Continue on to the Prague Castle by taking tram 22. Cross the street and a few meters on the right from the church entrance you will find the stop Hellichova. Go 3 tram stops to Prazsky Hrad. Disembark the tram and cross the street to go directly into the Castle grounds where you will see the Gothic St Vitus Cathedral, 4 towers, the magical Golden Lane, St George’s Basilica (one of Prague’s oldest buildings), and the Old Royal Palace among other attractions.
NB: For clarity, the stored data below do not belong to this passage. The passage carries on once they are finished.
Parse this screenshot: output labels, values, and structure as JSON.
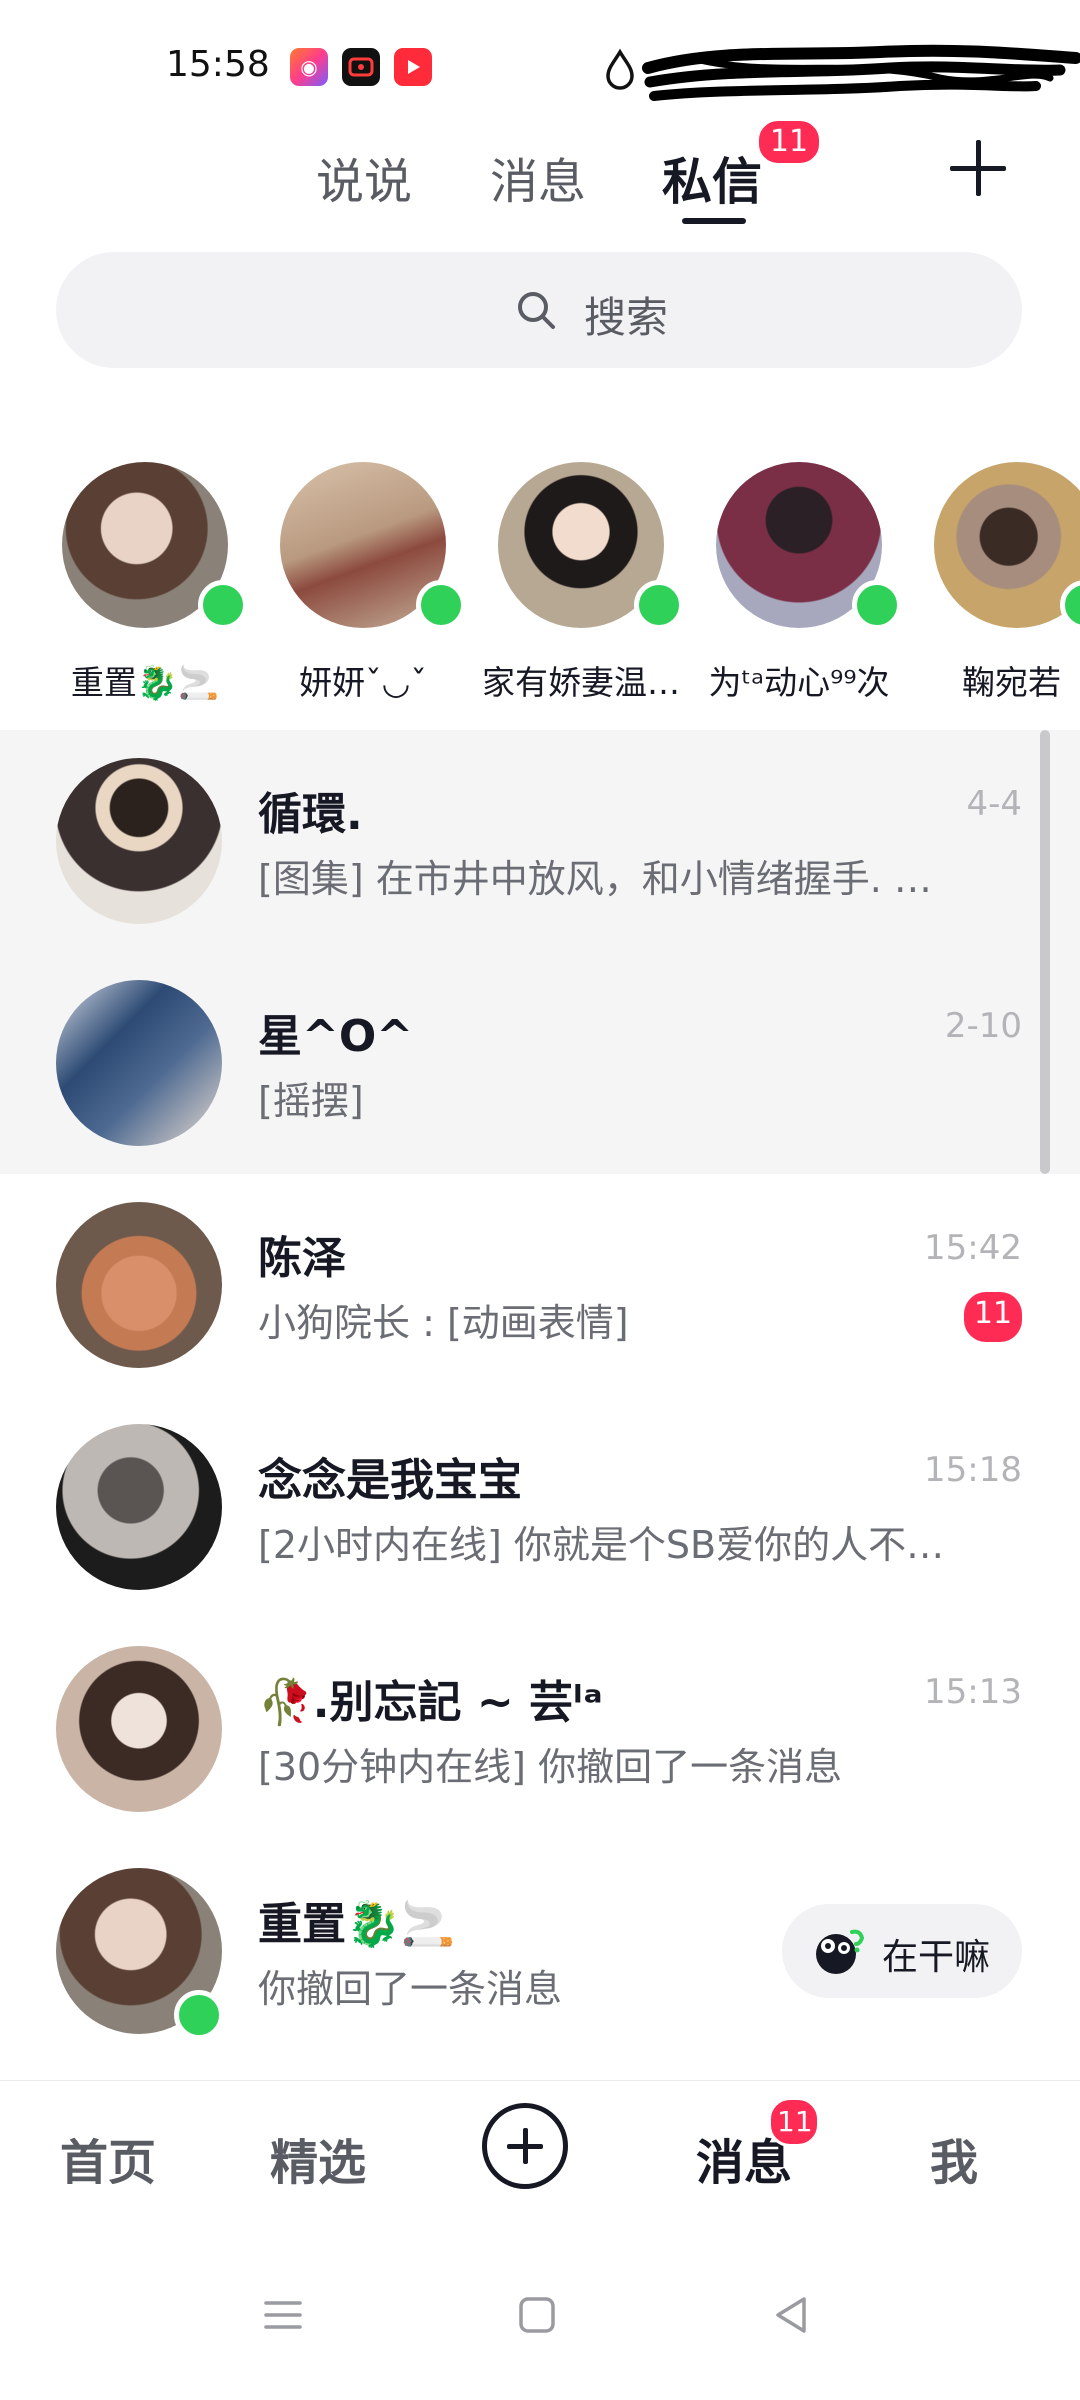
{
  "status_bar": {
    "time": "15:58",
    "apps": [
      "kuaishou-app-icon",
      "screen-record-icon",
      "video-app-icon"
    ]
  },
  "top_tabs": {
    "items": [
      "说说",
      "消息",
      "私信"
    ],
    "active": "私信",
    "badge": "11"
  },
  "search": {
    "placeholder": "搜索"
  },
  "stories": [
    {
      "name": "重置🐉🚬",
      "online": true
    },
    {
      "name": "妍妍ˇ◡ˇ",
      "online": true
    },
    {
      "name": "家有娇妻温…",
      "online": true
    },
    {
      "name": "为ᵗᵃ动心⁹⁹次",
      "online": true
    },
    {
      "name": "鞠宛若",
      "online": true
    }
  ],
  "conversations": [
    {
      "title": "循環.",
      "preview": "[图集] 在市井中放风，和小情绪握手. …",
      "time": "4-4",
      "pinned": true
    },
    {
      "title": "星^O^",
      "preview": "[摇摆]",
      "time": "2-10",
      "pinned": true
    },
    {
      "title": "陈泽",
      "preview": "小狗院长 : [动画表情]",
      "time": "15:42",
      "badge": "11"
    },
    {
      "title": "念念是我宝宝",
      "preview": "[2小时内在线] 你就是个SB爱你的人不…",
      "time": "15:18"
    },
    {
      "title": "🥀.别忘記 ~ 芸ˡᵃ",
      "preview": "[30分钟内在线] 你撤回了一条消息",
      "time": "15:13"
    },
    {
      "title": "重置🐉🚬",
      "preview": "你撤回了一条消息",
      "time": "",
      "online": true,
      "chip": "在干嘛"
    }
  ],
  "bottom_nav": {
    "items": [
      "首页",
      "精选",
      "消息",
      "我"
    ],
    "active": "消息",
    "badge": "11"
  },
  "colors": {
    "accent": "#fe2c55",
    "online": "#2fd158",
    "text_primary": "#161823",
    "text_secondary": "#6b6d74",
    "pinned_bg": "#f5f5f6"
  }
}
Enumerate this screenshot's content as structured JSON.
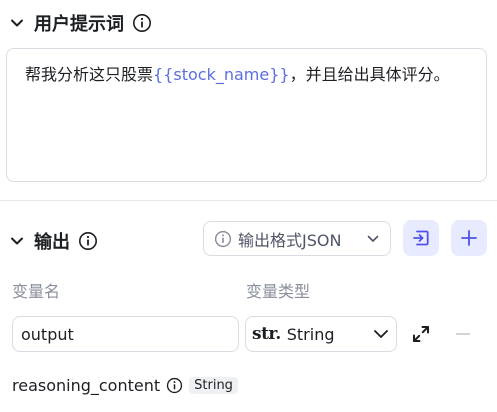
{
  "prompt_section": {
    "title": "用户提示词",
    "text_before": "帮我分析这只股票",
    "variable": "{{stock_name}}",
    "text_after": "，并且给出具体评分。"
  },
  "output_section": {
    "title": "输出",
    "format_label": "输出格式JSON",
    "columns": {
      "name": "变量名",
      "type": "变量类型"
    },
    "variables": [
      {
        "name": "output",
        "type_prefix": "str.",
        "type": "String"
      }
    ],
    "reasoning": {
      "name": "reasoning_content",
      "type": "String"
    }
  },
  "colors": {
    "accent": "#4d53e8",
    "accent_bg": "#e8ebff",
    "variable_text": "#5b6ee1",
    "muted_text": "#8a8f9c",
    "border": "#d9dce3"
  },
  "icons": {
    "collapse": "chevron-down-icon",
    "info": "info-icon",
    "import": "import-icon",
    "add": "plus-icon",
    "expand": "expand-icon",
    "remove": "minus-icon"
  }
}
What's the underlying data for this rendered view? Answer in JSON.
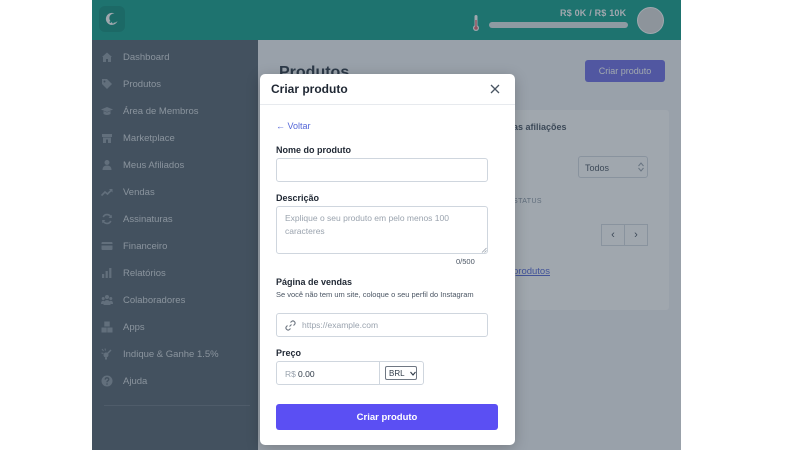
{
  "header": {
    "revenue_label": "R$ 0K / R$ 10K",
    "revenue_progress": 0,
    "logo_icon": "logo-icon",
    "thermometer_icon": "thermometer-icon"
  },
  "sidebar": {
    "items": [
      {
        "label": "Dashboard",
        "icon": "home-icon"
      },
      {
        "label": "Produtos",
        "icon": "tag-icon"
      },
      {
        "label": "Área de Membros",
        "icon": "graduation-cap-icon"
      },
      {
        "label": "Marketplace",
        "icon": "store-icon"
      },
      {
        "label": "Meus Afiliados",
        "icon": "user-icon"
      },
      {
        "label": "Vendas",
        "icon": "trend-icon"
      },
      {
        "label": "Assinaturas",
        "icon": "refresh-icon"
      },
      {
        "label": "Financeiro",
        "icon": "credit-card-icon"
      },
      {
        "label": "Relatórios",
        "icon": "bar-chart-icon"
      },
      {
        "label": "Colaboradores",
        "icon": "users-icon"
      },
      {
        "label": "Apps",
        "icon": "cubes-icon"
      },
      {
        "label": "Indique & Ganhe 1.5%",
        "icon": "megaphone-icon"
      },
      {
        "label": "Ajuda",
        "icon": "help-icon"
      }
    ]
  },
  "page": {
    "title": "Produtos",
    "create_button": "Criar produto",
    "tab_label": "as afiliações",
    "filter_value": "Todos",
    "status_label": "STATUS",
    "empty_link": "produtos"
  },
  "modal": {
    "title": "Criar produto",
    "back_label": "← Voltar",
    "name_label": "Nome do produto",
    "name_value": "",
    "name_placeholder": "",
    "description_label": "Descrição",
    "description_placeholder": "Explique o seu produto em pelo menos 100 caracteres",
    "description_counter": "0/500",
    "sales_page_label": "Página de vendas",
    "sales_page_hint": "Se você não tem um site, coloque o seu perfil do Instagram",
    "sales_page_placeholder": "https://example.com",
    "price_label": "Preço",
    "price_prefix": "R$",
    "price_value": "0.00",
    "currency": "BRL",
    "submit_label": "Criar produto"
  },
  "colors": {
    "topbar": "#13a08c",
    "sidebar": "#57636f",
    "accent": "#5b4ff3",
    "link": "#5466d8"
  }
}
The combo ticket is valid for 2 days, so you can see part of the castle on one day and finish on the next day. Going after dark gives a different, enchanting perspective than you could see by day.
Taking in the top 10 famous sites is only part of your Prague adventure. To get the full experience, you need to take in some of the local culture as well such as the Black Light Theatre in Old Town, some classical concerts in historic locations such as the Municipal House, Rudolfinum, or Cathedrals all around town, or even take a day trip to an outlying town, like Terezin which was a Holocaust holding camp or Kutna Hora where there is a church made of bones serving as memorial to plague victims. Hiring a private guide or taking a private shuttle ensures comfort and security without getting lost!